Everyone who owns a e-commerce website hopes that visitors will come to it for purchases. In truth, visitors often sites for their content or ideas. You should never presume that visitors are looking to compare and purchase your product, especially with the importance of blog posts to SEO efforts. If your visitors find crappy content, you can kiss that sale good-bye.
Sadly, there’s more than one kind of crappy content. For some reason, despite spelling checkers, bad spelling runs rampant on the Internet. Bad grammar also shows up far too often. But there is even worse content than bad spelling and bad grammar, and that’s pointless content.
Pointless content, by definition, should not exist. It’s the kind of content that does nothing. It doesn’t inform or entertain your visitors; it reveals nothing about your products or services; it just sits there, taking up space. It may be boring or small hard to read text, and it certainly does not help your visitor to make a choice or convert into a sale. Pointless content is content that wasn’t written with your visitors in mind.
So how can you keep this pointless content from appearing on your website? And if some of your pages do contain such content, how can you improve them? Please note that these are the absolute basics, to be used with your main product and/or service pages. We’re going to get into a lot more depth with SEO, but I think this is a great starting point.
First, let’s consider your headlines… I’m not talking about headings, <H1>, <H2> or any of the content designed for search engines. Instead we are talking about good old fashioned headLINES, optimizing your content for the user. Keep in mind that by taking a user first approach you are future-proofing your business and the genuine traffic you can generate off good content can be far more valuable than keyword stuffing your content for bots, which may one day result in a penalty. Your headlines should be clearly visible with a quick scan and reveal or summarize what the reader will find in that section. For example, if you offer a variety of accounting services, your website might include a page that lists all of these services grouped under appropriate headlines: “Accounting Services for Individuals,” “Accounting Services for Small Business,” etc. It’s a simple example, but your visitors can take in your offerings at a quick glance and know exactly what they’re looking at.

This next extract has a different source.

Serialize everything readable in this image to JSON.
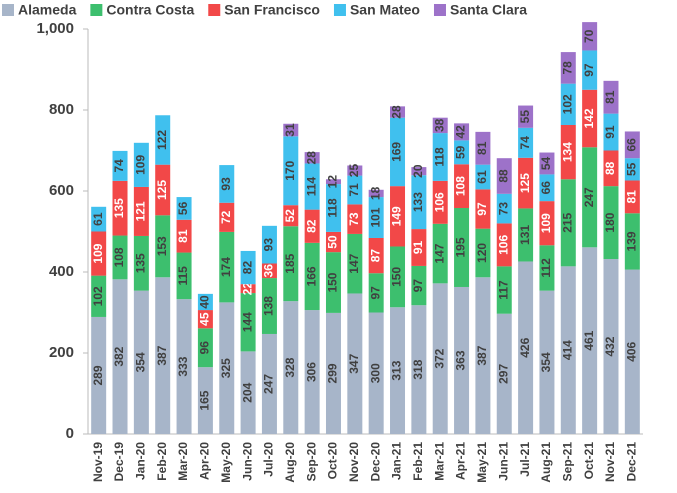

Let’s focus in on one of those headlines – “Accounting Services for Small Businesses,” perhaps. Why does a small business need an accounting service? How will your accounting service help? Answer those questions right away – immediately after the headline. It’s what your visitors really need to know if they’re going to buy your service. If they’re visiting your website, they may already know why they need this service, but hearing it from and the solutions you offer will reassure them that they’ve come to the right place.
This brings me to my next point about your content: you need to create trust and persuade. You won’t be able to do the latter without achieving the former. In our accountancy example, you will probably need to create a high degree of trust, since you’re asking clients to share very sensitive information about their livelihoods – to say nothing of the potential taxation consequences if you mess up! So give your visitors the information they need to trust you – include testimonials, years of experience, other background details, etc.
As you continue to write your content, keep your readers in mind. I think it’s something people struggle with a lot as it’s effectively a one sided conversation. You’re not “big noting” at the pub, so don’t take the opportunity to talk about yourself. Make sure you tell them why they need the service, how it will benefit them, and why they should choose your company to do the job. There’s also a lot of websites out there that indirectly say “Choose us because we need the money.” Everything you write should tell the story from your reader’s perspective. You can and should sell your services, but you may want to do it subtly; let your reader reach the final conclusion.
And now I’m going to contradict that last sentence a little by reminding you to finish with a call to action. It doesn’t have to twist a visitor’s arm off, but it needs to tell them what to do next – to avoid confusion, if nothing else. Something like, “Send an e-mail to example@CPAservices.com today to set up a free consultation, before the tax season rush” could work for our example accounting firm.
Pulling my marketing hat on even tighter, I’m going to remind you to upsell, but only for services that might interest your visitor. Our accounting firm might offer an add-on session that educates your client on reasonable practices to help organize their records for next year. For a small business, it might offer a bookkeeping service. Make sure you integrate these services smoothly with the rest of your content and ensure that they’re appropriate for the type of visitor that’s going to view that content. Don’t ramble on for 1000 words about small business on a page that individuals would also visit, instead have seperate pages and keep your articles between 450 and 850 words.
Up to now, I haven’t even talked about SEO. These are all simply content guidelines. But, don’t let that distract you from these important points! If you’re working in an SEO company, or even if you aren’t, I’d like to emphasize that there needs to be an SEO strategy for each and every page that supports the overall SEO strategy for the entire website! While making sure that all of your content actually works for your visitors is a good first step, you will need an overarching strategy to make everything pay off. Yes, you will still have to focus on keyword research, the structure of your website, promoting your content, adding new content regularly – the whole nine yards. This isn’t easy, but replacing the crappy, pointless content on your website with the kind of information that really serves your visitors is the ideal start. Good luck!